We've had these meetings at least monthly since school started, and it's usually the school stringing me along with one thing or another, pushing me to look at her assignments online, reminding me that there are kids with worse behaviors and worse grades, and saying that her problems are at home and not at school. They have put off and stalled and backpedaled on the special education testing-evaluatiion-assesment of her needs, even after I put the request in writing last school year. Sometimes Calliope's Dr. comes with us (and charges per hour) to back us up and add her advice on dealing with Calliope.

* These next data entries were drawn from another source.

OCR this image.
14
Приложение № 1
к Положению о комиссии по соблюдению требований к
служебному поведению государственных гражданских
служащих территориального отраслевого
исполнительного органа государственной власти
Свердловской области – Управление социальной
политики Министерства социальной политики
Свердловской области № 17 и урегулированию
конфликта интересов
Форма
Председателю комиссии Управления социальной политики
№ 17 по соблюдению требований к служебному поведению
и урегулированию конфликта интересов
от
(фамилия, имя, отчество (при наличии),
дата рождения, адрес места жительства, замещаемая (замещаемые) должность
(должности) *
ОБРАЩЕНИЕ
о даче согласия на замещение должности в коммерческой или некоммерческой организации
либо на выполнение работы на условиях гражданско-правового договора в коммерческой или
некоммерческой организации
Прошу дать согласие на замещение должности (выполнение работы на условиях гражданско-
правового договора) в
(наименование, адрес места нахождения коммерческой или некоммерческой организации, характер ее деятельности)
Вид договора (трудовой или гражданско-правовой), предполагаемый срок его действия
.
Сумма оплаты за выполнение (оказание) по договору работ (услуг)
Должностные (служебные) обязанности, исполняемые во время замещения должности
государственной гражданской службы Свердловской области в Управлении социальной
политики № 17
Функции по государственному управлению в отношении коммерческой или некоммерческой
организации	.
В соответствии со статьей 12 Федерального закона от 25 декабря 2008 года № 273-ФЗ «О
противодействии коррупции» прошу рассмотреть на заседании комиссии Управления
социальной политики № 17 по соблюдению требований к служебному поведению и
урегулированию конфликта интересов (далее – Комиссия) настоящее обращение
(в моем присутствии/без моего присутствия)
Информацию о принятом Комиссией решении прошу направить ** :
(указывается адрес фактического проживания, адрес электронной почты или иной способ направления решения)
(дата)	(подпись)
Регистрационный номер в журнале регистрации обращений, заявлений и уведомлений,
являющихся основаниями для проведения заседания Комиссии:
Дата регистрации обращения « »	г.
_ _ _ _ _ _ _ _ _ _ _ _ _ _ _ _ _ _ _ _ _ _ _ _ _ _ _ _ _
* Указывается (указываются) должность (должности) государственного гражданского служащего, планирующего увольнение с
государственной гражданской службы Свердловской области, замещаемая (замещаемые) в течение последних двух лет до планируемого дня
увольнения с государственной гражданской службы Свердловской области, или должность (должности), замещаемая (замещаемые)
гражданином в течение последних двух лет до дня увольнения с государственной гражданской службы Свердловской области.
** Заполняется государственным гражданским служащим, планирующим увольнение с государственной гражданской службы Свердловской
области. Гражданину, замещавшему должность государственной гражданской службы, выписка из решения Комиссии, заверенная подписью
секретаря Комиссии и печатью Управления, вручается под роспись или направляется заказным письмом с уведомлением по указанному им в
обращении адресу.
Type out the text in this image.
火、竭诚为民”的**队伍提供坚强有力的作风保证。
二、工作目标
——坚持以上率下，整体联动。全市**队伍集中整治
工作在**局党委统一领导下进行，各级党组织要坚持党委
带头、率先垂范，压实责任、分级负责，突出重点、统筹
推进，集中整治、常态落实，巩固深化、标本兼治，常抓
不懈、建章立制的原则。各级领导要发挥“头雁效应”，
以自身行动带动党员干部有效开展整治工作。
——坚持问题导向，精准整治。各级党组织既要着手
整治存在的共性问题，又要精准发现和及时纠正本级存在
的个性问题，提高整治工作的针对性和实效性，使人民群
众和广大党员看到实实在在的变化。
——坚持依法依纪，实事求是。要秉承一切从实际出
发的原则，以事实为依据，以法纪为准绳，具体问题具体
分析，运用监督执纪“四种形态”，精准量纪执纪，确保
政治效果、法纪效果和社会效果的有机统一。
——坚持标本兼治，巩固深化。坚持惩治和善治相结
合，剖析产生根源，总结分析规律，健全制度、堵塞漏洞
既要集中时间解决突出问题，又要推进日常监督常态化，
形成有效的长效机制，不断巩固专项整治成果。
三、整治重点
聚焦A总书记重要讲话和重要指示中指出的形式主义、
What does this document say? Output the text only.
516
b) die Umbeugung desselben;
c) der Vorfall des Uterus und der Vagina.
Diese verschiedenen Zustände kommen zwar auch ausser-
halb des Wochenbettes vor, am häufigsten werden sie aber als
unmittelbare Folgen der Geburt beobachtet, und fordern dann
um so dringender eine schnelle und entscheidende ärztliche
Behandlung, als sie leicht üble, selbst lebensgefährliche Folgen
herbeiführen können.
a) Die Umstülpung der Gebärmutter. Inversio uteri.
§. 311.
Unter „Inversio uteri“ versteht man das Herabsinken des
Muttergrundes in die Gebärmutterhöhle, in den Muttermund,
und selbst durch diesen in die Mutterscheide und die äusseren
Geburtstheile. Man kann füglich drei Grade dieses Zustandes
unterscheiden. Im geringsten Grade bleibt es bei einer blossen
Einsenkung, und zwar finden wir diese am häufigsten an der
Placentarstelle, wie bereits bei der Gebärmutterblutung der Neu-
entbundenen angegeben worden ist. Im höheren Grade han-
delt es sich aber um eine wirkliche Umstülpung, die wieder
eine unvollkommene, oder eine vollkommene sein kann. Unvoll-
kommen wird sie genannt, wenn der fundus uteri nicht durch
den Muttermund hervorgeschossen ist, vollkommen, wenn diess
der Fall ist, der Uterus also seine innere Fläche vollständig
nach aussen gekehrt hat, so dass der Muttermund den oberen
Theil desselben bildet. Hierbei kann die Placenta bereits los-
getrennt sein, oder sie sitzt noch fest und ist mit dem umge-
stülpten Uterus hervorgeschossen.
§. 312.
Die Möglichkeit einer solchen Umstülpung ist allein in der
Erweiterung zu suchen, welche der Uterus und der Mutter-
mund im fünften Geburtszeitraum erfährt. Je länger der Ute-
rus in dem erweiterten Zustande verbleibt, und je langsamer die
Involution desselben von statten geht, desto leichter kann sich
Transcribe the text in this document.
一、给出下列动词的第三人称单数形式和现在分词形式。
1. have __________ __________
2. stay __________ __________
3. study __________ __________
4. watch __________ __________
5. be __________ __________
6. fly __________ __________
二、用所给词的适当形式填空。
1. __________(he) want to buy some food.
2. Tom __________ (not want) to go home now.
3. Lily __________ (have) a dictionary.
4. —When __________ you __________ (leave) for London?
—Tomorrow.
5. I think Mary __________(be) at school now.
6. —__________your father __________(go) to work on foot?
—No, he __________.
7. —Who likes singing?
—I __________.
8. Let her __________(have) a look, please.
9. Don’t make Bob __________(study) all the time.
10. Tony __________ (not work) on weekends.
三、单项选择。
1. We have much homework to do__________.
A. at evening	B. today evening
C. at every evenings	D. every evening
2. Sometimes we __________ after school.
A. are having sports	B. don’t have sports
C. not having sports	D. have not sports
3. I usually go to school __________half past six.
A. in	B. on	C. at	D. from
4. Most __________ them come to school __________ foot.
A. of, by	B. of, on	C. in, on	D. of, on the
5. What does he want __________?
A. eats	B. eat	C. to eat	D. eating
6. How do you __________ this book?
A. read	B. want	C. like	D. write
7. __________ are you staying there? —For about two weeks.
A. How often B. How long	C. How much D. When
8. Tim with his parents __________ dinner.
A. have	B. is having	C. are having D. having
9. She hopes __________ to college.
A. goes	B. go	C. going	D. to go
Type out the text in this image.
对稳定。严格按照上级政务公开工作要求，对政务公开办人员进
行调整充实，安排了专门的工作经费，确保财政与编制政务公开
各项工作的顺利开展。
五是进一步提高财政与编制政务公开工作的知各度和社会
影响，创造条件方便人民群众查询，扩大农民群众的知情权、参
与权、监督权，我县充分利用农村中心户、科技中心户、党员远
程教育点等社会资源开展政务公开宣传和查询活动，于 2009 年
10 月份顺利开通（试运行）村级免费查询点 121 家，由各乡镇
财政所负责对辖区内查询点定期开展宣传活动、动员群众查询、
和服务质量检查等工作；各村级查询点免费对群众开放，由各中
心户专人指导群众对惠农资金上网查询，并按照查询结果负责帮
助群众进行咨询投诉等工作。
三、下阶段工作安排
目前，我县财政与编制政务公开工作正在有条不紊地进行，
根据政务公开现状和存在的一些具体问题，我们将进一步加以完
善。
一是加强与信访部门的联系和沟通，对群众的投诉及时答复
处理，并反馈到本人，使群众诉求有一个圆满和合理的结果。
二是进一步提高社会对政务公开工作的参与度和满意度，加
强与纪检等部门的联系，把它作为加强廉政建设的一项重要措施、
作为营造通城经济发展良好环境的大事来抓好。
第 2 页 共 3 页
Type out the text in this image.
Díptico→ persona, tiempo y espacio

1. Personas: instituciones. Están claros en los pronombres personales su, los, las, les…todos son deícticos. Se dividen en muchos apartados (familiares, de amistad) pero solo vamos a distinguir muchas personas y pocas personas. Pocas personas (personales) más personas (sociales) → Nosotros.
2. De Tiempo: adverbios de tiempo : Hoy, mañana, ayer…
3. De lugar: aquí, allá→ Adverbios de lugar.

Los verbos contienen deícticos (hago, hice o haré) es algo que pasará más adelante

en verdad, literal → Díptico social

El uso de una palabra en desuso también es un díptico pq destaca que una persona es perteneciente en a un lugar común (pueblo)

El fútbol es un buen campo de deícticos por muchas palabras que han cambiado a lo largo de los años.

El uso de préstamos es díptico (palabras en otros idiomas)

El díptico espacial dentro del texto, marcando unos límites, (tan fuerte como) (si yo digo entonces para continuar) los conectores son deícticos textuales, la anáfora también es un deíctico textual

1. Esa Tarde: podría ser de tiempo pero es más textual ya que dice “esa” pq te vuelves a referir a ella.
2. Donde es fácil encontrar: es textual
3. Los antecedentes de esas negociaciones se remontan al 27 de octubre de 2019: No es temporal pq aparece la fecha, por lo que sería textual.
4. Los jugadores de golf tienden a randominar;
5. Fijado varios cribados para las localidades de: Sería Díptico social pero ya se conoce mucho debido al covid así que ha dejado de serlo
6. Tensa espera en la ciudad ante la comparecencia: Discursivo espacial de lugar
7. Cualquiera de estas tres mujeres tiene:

This meeting was so different. Our advocate was just super nice, laid back, but I understand his name is known to the school, and I believe it now. The school totally offered up that Calliope was yelling at teachers in class, hostile to adults, is a problem in the classroom and between classes, she even hit a girl the day before the meeting and yelled at the teacher when she asked 'What happened?' The school counselor even suggested that having high test scores and not performing to potential was reason enough to get the testing I've been asking for (since 4th grade!) and been denied. Total turn around from what they had been doing and saying before. Phew!

Our advocate said 'She clearly qualifies' a few times about school services, County Mental Health, and Regional Center services. He told me not to worry about it, and he wants to be at any meeting where Calliope is the topic. I felt such relief knowing we had help. He knows the laws, the terms and jargon, and can talk to these people in their language. They don't have the polite mom to push aside anymore. It's great.

Since I've submitted the forms and questionnaire for the testing, they have 60 calendar days to complete the testing and have an IEP meeting for Calliope. We are going to have news by February 26 about changes for Calliope at school! Of course the changes will be nothing to brag about. My smart girl will be in special ed classes. But it will be better for the teachers and students that don't have to deal with her disrupting their classes and taking her abuse.

Things with county mental health are looking a bit slower. Calliope hasn't seen her regular Dr. since before Christmas, and the Dr. won't see her now that she's been taken up by CMH. So, the first appointment with her new therapist (I don't know if she's a Dr. or not) is Friday morning. Calliope is very upset about missing class, but that is the only appointment we can get next week. She's not been taking her medicine, so I don't know how the next week is going to be; they may see more than they want to see. But, there is a possibility for more intense therapy, in home therapy, and it is all going to be paid for through Medi-Cal because Calliope is lucky enough to have an absent parent and a parent with no income. So, a financial burden has been lifted from us, and all the driving to SLO to see her Dr.s is a thing of the past.

So, there was good news this week. Nice.